Por Eduardo Belo | De São Paulo – Valor – 26/09/2014 às 05h00.
O processo de globalização da economia, iniciado na década de 1980, despertou nas autoridades reguladoras e no mercado de capitais a necessidade de universalizar os padrões contábeis. A ideia já estava madura desde 1973, quando foi criado o International Accounting Standards Committee (IASC), órgão responsável pela emissão do International Accounting Standards (IAS), os padrões internacionais. O padrão United States General Accepted Accounting Principles (USGAAP) despontava como o favorito devido à importância da economia dos EUA quando foi atingido por um duro golpe: a sequência de megafraudes corporativas de empresas americanas.
A principal ocorreu na Enron. A empresa de energia, sétima maior corporação dos Estados Unidos na época, recorria a uma contabilidade criativa havia vários anos, quando foi denunciada aos órgãos reguladores. A dívida de cerca de US$ 11 bilhões não aparecia no balanço. A empresa pediu concordata em dezembro de 2001 e arrastou a Arthur Andersen, considerada corresponsável pela fraude.
“O escândalo da Enron e não o 11 de setembro será considerado divisor de águas na história da sociedade dos Estados Unidos”, previu o economista Paul Krugman em artigo para o “The New York Times”, em fevereiro de 2002. Outros escândalos vieram na esteira. Fraudes contábeis envolvendo gigantes como a WorldCom e a sobrevivente Merck selaram o destino do USGAAP e abriram o caminho para o International Financial Reporting Standards (IFRS).

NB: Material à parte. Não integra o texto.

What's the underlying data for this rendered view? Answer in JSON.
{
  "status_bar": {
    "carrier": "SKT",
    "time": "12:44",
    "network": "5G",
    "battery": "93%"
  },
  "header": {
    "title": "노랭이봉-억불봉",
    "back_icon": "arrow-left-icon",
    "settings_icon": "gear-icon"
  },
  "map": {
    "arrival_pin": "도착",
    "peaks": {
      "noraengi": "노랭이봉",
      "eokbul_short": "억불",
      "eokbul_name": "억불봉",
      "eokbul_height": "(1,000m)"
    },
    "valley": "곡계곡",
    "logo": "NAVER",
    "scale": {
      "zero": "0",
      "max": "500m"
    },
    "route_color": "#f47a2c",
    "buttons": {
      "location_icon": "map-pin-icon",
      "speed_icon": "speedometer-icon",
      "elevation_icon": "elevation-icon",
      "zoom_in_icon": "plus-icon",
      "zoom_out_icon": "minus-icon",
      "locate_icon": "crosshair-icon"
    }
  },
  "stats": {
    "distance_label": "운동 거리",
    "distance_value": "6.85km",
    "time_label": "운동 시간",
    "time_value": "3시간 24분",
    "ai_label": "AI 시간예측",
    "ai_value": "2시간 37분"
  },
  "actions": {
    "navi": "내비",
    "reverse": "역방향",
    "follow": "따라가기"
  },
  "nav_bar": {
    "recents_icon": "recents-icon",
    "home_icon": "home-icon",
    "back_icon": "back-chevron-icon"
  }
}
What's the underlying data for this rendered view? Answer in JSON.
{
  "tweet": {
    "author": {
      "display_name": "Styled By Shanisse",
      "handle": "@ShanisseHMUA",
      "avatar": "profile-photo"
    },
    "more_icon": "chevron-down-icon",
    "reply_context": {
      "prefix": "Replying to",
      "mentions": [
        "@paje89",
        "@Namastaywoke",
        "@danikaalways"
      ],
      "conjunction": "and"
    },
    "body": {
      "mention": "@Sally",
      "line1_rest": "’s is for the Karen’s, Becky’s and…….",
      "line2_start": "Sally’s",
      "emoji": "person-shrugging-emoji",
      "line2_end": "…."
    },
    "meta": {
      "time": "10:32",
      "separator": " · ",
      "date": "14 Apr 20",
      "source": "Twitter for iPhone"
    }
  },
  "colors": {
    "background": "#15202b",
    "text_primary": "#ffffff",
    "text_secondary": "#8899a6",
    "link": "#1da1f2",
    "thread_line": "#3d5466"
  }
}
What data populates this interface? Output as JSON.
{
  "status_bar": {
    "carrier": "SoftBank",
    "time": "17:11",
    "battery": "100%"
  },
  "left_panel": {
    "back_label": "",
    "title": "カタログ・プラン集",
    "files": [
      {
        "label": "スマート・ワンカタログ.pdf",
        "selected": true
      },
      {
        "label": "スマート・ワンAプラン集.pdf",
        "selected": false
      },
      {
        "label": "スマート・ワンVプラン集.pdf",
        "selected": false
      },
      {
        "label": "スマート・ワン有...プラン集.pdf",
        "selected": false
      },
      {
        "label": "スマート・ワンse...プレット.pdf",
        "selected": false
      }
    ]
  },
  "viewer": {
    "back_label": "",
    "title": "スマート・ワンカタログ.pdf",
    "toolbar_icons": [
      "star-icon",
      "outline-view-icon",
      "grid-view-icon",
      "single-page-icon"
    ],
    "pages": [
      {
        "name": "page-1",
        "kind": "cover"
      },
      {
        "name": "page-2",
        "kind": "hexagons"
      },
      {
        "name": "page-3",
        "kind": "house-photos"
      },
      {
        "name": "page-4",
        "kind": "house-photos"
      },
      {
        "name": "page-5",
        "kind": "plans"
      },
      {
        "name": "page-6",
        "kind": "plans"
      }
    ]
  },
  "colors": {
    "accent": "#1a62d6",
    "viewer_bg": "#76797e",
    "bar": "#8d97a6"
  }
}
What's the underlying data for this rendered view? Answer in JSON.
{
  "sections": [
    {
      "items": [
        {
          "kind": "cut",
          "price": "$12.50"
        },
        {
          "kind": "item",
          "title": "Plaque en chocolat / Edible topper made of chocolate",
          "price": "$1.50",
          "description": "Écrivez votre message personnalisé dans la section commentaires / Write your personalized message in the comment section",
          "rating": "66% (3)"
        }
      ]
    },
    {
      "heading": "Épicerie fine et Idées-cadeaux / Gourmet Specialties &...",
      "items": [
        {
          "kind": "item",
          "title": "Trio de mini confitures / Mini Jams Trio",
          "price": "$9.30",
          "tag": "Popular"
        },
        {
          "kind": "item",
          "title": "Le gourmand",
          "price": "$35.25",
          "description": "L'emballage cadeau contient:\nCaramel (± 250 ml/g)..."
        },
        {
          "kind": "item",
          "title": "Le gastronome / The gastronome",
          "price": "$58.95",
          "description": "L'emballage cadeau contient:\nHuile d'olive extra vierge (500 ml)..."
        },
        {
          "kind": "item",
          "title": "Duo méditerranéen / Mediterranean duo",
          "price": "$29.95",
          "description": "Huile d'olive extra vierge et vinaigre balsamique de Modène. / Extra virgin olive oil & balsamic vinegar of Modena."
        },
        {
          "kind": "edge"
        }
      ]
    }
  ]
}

A diferença entre os dois modelos é que o padrão americano baseia-se em regras, ao passo que a IFRS adota princípios e é, por isso, mais interpretativa. As normas americanas oferecem um conjunto de obrigações maior que as da IFRS. Sua complexidade, porém, não foi suficiente para impedir a grande onda de fraudes.
Um pouco antes de os escândalos se multiplicarem entre as empresas americanas, a Europa, liderada pelos britânicos, se mobilizava para acabar com a babel contábil e impor ao mundo corporativo uma linguagem universal. Em abril de 2001 o IASC foi sucedido pelo International Accounting Standards Board (IASB) e as IAS começaram a ser substituídas pelas IFRS. O processo caminhava em ritmo tranquilo quando a onda de fraudes deflagrou a necessidade de uma resposta urgente.
A Europa caminhou para o IFRS e ainda tenta convencer os Estados Unidos a seguir o mesmo caminho. Recentemente, a SEC, órgão regulador do mercado de capitais americano, divulgou nota sobre a adoção do padrão internacional. Em resumo, a agência e o mercado dos EUA como um todo se mantêm reticentes quanto à IFRS e, enquanto isso, permanecem agarrados a seu próprio padrão.
Os EUA afirmam que só adotarão a IFRS quando julgarem conveniente, diz Ramón Jubels, sócio da KPMG no Brasil. Para ele, a resistência americana em aderir ao padrão é uma perda, já que faltam parâmetros de comparação entre empresas. Havia uma expectativa de convergência a partir da crise financeira de 2008, mas não evoluiu. Desde janeiro de 2005, as empresas europeias abertas adotam essas normas. O Brasil começou a entrar na IFRS em dezembro de 2007, com a sanção da nova Lei das S.A. – em substituição à que vigorava desde 1976.